Oy. I finally started a blog, I finally get my act together and then my digital camera broke. It was all my fault. I dropped it when on vacation in Greece! On our second day! Luckily disposable cameras came to the rescue. I still don’t have a camera; I’m waiting to get an iphone. These shots are courtesy of my father’s camera (thank you appachchi!)

I thought I should inaugurate this site with the recipe for which it is named. Pol Sambol (coconut sambol) is a classic Sri Lankan dish, a big big favorite, combining the heat of chilies, the sweet delicateness of fresh ground coconut and the tartness of lime. Yum.


approx. 2 cups fresh ground coconut (see note below)

chili powder

lime juice



curry leaves (carapincha)

1 minced shallot

optional: maldive fish (umbalacuda)


In a bowl, combine your fresh grated coconut, and add enough chili powder and mix it with your hands or a spoon until it gets a nice bright orange color. This is meant to be a spicy dish, eaten to complement rice and curry or rotis, so it can take a lot of heat. But whatever; add as much as you are comfortable with. We even make white pol sambol or green pol sambol (with green chilies!) so there is no steadfast rule. If you want color, but not heat, use some paprika as well.

Mix in salt, pepper, curry leaves and minced shallot. Taste and make sure it has enough salt/heat. If you are using maldive fish, add it as well. Then add lime juice. its supposed to have a nice kick, like when you make guacamole — that acidity? same thing here. Use plenty.

Done! Finito! You can eat it as part of a meal – of rice, curry, or roti or hoppers (appa) [recipes for these things will follow] or, as my father does, you can eat it with nice bread, slathered with butter. the butter makes the pol sambol stick to the bread, and voila, a Sri Lankan snack. I do it too. And then I have a cup of tea.

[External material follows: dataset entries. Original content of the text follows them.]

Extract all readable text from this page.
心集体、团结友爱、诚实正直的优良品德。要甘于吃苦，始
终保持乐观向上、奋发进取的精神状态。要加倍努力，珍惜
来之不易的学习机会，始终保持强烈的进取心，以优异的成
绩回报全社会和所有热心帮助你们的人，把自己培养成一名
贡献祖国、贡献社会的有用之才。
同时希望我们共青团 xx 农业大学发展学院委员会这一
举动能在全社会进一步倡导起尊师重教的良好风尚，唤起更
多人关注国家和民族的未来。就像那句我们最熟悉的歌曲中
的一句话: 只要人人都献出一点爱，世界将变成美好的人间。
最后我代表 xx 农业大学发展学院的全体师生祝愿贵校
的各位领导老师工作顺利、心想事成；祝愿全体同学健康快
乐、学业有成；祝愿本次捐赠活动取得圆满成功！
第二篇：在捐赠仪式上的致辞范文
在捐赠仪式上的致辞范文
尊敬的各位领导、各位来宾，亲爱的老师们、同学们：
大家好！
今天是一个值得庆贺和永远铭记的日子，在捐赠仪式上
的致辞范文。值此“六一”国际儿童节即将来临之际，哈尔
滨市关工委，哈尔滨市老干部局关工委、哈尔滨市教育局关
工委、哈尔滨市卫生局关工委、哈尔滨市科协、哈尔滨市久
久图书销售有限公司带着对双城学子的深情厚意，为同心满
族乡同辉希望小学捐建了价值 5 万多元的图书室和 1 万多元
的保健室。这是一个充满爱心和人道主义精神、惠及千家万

NOTE: you can use dessicated coconut flakes – just reconstitute them with hot water. If they have frozen grated coconut, that’s cool, too. But fresh is best – since this is a fresh dish. do not be afraid of the coconut! I buy one that is heavy for its size, has liquid in it when I shake it, I poke its eyes and see if there is nice white coconut within. then I whack it with a hammer along its circumference until it splits in half and then pry out the white coconut flesh with a knife. Then I put it in the food processor until it becomes that nice grated consistency. I also have a coconut grater, but unless you find it in an south asian grocery store, the food processor method is a hit. its labor intensive, yes, but do it at once, keep extra in the freezer and you’re ready to go later on. I should post a video on this – its hilarious the way I open the coconuts. (its like cracking someone’s head open, so I often go “eee!” as I open them).